OPINION: No, The Longest Ballot Committee is Doing Nothing Wrong

(Image courtesy of CBC)

Last week, the Longest Ballot Committee (LBC), a protest group that aims to reform Canada’s voting system, said that they will try to get at least 200 candidates listed in the upcoming byelection in the Alberta riding of Battle River-Crowfoot. This is the result of former MP Damien Kurek vacating his seat so Conservative Leader Pierre Poilievre could run and take a seat in the House of Commons following his loss in the riding of Carleton, where he was previously elected seven times. Prime Minister Mark Carney said that he’ll schedule the election as soon as possible and that “no games” will be played.

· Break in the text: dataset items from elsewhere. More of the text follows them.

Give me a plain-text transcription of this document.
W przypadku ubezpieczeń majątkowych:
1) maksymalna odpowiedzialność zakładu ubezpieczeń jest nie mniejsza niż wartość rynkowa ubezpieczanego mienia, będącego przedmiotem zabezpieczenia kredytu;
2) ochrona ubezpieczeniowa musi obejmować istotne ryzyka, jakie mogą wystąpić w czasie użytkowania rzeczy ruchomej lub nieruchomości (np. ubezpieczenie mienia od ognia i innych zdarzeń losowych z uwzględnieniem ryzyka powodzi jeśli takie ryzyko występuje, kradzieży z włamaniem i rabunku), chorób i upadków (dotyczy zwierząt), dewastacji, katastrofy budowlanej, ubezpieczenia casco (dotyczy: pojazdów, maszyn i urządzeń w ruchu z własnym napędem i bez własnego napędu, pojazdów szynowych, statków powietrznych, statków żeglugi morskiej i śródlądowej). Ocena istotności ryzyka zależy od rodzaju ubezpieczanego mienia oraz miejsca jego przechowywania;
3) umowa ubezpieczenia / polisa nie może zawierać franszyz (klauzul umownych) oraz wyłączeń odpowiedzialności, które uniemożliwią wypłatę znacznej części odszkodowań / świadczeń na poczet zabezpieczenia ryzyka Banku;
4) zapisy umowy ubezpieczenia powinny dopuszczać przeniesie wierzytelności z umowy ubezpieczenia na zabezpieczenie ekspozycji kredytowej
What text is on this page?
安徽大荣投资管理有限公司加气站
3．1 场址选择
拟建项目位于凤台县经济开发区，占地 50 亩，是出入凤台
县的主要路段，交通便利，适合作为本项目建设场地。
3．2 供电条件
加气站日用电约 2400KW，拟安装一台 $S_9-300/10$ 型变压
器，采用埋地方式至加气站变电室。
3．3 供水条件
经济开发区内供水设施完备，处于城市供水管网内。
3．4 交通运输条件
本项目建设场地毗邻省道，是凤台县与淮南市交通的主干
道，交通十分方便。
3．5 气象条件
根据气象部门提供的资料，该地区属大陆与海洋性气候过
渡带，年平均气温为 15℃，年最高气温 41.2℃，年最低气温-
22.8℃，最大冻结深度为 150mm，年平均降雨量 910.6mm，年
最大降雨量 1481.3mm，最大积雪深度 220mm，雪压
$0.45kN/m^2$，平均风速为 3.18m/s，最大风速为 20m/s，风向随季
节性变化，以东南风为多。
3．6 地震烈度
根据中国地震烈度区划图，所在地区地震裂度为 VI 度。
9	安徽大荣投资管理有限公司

With the announcement of the LBC’s plans, many pro-Conservative pundits and supporters have criticized the committee’s work, with one arguing that they should be investigated, and another saying that they are trying to “sabotage” Poilievre’s byelection campaign. These claims, in my view, are silly.

For starters, the LBC targeted five other federal ridings before the one in Carleton. All five were previously held Liberal seats, with three staying red, one flipping blue, and another going to the Bloc. If that’s the partisan game we’re playing, the LBC could be seen as a Conservative-leaning organization.

The group says they do what they do because they want to change Canada’s voting system away from first-past-the-post. Regardless of how you feel about their intentions, to claim that they are partisan actors trying to derail a political party is simply untrue when that is not their stated goal.

Some have even gone as far as saying this is some foreign plot to meddle in Canadian elections and make our democracy unstable. First, if the best a hostile power like China can do to meddle in Canadian elections is make the ballots in one riding very long but leave the other 342 normal, I think we are mostly okay from a national security standpoint. But we all know that China tries to meddle by more covert means. Second, even if this is some foreign plot, so what? Just change the law, make it harder for groups to do things like this.

At the end of the day, this is the crux of my point: who cares? If you want to vote for Pierre Poilievre or a Liberal or a New Democrat or whomever, you will do so when you go to vote. You will check to ensure that the “X” you mark on the ballot is right next to the candidate you support. I don’t believe that Canadians are so stupid as to vote for a random independent candidate when they go to vote. I don’t believe that after taking considerable time driving out to the polling place and waiting in line, they are just going to say “screw it” and vote for a random candidate. If Poilievre somehow loses the byelection, in a riding that voted for the Conservative over the Liberal by 70 points, he has bigger issues than the LBC.

This brings me to the argument that Poilievre lost his riding in Carleton because of the LBC. No, he didn’t. The reason he lost is simple: he fell out of favour with his constituents. Over 50 percent of Carleton voters cast their ballot for Liberal Bruce Fanjoy. Even if we gave the rest of the voters, Greens and New Democrats included, to Poilievre, he still would have lost. Voters in the area said the reason they backed Fanjoy over Poilievre was due to his stance on public servants and the 2022 Trucker Convoy. This is not to say that his policy proposals are unpopular nationally; he got 41.3 percent of the vote, the highest vote percentage for a Conservative since 1988. He is striking a chord with a large portion of Canadians, it's just that not enough of those Canadians live in the riding of Carleton.

There is also the point that, somehow, nefarious forces on the electoral boundaries commission redrew Carleton so that Poilievre could lose his seat. That is not the case. If we redistribute results from the 2021 Canadian election onto Carleton’s current riding map, it makes the riding more Conservative, not less. If these forces are so powerful as to redraw Carleton, why not redraw at least ten more Conservative ridings so that Mark Carney and the Liberals could enjoy a stable, majority government as opposed to the minority one we have currently?

At the end of the day, the LBC is taking advantage of our current electoral rules and regulations. If politicians find their tactics inconvenient, they should just change the law to make it harder on the LBC. And if Pierre Poilievre wanted to be saved from the LBC’s antics, he should’ve just won his riding like most party leaders do.